2.      Philips India Ltd. vs. Collector of Central Excise, Pune [(1997) 6 SCC 31] 3.      M/s. Ujagar Prints and Others (III) vs. Union of India and Others            [(1989) 3 SCC 531]

4.      Pepsi Foods Ltd. vs. CCE, Chandigarh [2003(111) ECR 776 (SC) =               JT 2003(9) SC 595

5.       Union of India and Others vs. Bombay Tyre International Ltd. and Others  [(1984) 1 SCC 467]

6.      Assistant Collector of Central Excise and Others vs. Madras Rubber  Factory Ltd. etc. [1986 (Supp) SCC 751]  

7.      Assistant Collector of Central Excise and Others vs. Madras Rubber  Factory Ltd. [(1989) 3 SCC 238]

8.      Collector of Central Excise, Madras vs. T.I. Millers Ltd., Madras and T.I.  Diamond Chain, Madras [1988 (Supp) SCC 361]

9.      Collector of Central Excise, Hyderabad vs. M/s Jayant Oil Mills Pvt. Ltd.  [(1989) 3 SCC 343]

10.     Cosmic Dye Chemical vs. Collector of Central Excise, Bombay         [1995(75) ELT 721 (SC)

11.     Amco Batteries Ltd. vs. Collector of Central Excise, Bangalore       [2003(153) ELT 7 (SC)]
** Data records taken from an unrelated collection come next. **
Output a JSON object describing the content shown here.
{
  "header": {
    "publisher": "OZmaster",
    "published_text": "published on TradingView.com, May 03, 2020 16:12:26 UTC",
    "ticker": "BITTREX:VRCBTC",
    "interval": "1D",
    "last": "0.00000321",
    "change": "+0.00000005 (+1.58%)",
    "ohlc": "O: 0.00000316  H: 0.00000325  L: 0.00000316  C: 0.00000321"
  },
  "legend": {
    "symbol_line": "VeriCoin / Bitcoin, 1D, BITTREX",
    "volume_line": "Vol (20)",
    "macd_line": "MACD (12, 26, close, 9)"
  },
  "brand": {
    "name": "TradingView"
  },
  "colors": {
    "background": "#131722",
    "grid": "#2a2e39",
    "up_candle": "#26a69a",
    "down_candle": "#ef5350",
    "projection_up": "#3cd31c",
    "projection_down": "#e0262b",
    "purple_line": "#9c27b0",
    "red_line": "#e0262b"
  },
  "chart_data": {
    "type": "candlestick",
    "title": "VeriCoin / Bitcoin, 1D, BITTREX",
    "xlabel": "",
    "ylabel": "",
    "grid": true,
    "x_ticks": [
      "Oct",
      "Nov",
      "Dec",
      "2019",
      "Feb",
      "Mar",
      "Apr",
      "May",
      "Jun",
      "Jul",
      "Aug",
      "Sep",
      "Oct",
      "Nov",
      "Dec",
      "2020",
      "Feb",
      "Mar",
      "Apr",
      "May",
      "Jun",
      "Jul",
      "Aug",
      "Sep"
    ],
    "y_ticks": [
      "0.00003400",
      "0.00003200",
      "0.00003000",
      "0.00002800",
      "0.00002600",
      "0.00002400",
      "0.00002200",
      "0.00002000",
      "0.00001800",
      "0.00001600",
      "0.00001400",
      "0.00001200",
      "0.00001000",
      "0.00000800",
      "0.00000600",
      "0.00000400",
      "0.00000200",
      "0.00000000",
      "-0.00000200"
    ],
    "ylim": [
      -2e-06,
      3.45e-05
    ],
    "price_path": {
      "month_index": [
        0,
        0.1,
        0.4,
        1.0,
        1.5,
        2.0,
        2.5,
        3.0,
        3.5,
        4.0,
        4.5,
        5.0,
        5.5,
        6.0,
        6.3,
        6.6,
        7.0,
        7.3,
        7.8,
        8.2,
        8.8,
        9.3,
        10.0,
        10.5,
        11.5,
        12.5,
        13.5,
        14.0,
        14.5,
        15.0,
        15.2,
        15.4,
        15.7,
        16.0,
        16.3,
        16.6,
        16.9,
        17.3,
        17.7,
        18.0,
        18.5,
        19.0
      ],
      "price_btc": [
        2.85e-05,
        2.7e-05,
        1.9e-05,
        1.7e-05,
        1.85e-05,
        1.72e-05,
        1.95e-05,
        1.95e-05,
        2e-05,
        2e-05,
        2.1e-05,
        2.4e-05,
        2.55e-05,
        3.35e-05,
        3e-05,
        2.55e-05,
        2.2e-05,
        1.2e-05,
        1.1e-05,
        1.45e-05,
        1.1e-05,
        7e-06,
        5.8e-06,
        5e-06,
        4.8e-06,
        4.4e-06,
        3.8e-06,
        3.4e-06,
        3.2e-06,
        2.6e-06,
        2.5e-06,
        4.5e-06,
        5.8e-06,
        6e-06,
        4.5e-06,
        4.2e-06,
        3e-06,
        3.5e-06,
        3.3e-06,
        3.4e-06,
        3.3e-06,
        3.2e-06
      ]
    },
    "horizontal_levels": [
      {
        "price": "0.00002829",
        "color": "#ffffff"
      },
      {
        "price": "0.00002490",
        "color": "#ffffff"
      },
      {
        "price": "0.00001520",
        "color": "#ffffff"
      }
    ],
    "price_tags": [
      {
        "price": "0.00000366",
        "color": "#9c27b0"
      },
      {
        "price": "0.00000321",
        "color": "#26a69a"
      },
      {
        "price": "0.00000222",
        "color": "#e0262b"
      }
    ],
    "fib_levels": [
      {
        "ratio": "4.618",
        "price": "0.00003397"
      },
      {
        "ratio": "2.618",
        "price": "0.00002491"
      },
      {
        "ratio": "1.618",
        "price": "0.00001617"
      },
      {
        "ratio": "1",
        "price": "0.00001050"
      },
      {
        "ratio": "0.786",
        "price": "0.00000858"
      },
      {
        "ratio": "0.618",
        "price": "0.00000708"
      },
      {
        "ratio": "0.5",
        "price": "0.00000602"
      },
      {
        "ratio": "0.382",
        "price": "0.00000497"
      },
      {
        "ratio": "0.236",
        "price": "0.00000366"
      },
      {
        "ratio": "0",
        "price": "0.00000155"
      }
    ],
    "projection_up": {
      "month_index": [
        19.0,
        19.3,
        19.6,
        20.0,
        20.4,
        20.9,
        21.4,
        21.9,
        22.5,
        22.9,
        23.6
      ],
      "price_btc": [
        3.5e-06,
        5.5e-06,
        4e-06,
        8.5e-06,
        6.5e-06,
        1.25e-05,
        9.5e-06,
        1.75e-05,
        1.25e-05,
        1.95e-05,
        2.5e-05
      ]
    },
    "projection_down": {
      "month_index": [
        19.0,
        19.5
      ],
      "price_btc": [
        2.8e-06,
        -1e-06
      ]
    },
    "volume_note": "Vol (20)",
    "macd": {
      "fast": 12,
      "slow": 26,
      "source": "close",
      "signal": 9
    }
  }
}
We have carefully perused the judgments and orders passed by the CEGAT  which are impugned in these appeals.  As rightly contended by the counsel appearing  on either side, the CEGAT failed to appreciate the arguments advanced before it by the  counsel appearing on either party in its proper perspective.  In fact, in Civil Appeal Nos.  13400/1996, 4672/1997 and 4762/ 1997, the CEGAT failed to appreciate that in several  earlier judgments, the CEGAT consistently held that the advertisement expenditure  incurred by a manufacturers’ customer can be added to the sale price for determining  the assessable value, only if the manufacturer has an enforceable legal right against  the customer to insist on the incurring of such advertisement expenses by the  customer.           In some cases, the CEGAT failed to appreciate that the appellants have acted  honestly and under bona fide belief that the NABB were exempted from excise duty by  such offence and that the appellants’ claim for exemption, in fact, upheld by the CEGAT  itself in its appellants’ own case in Parle Exports (P) Ltd. vs. CCE 1987(27) ELT 349.    The CEGAT in the orders impugned in these appeals have also failed to appreciate and   follow the ratio of several judgments of this Court wherein it has been laid down that if  the assessee acts honestly and under the bona fide belief and manufactured products  are exempted from duty, the longer period of limitation is not attracted.         We, therefore, feel that these matters require reconsideration by the CEGAT in  the background of several judgments cited, relied on and referred to in this judgment to  arrive at a correct finding on the issues involved.  All the appeals are remitted back to  the respective Tribunals to consider the matters afresh in the light of the judgments  relied on by the parties.  Both parties are at liberty to file additional pleadings and,  annexures and records, if any, in respect of their respective claim.         All the appeals stand disposed of accordingly with the above direction.  There  will be no order as to costs.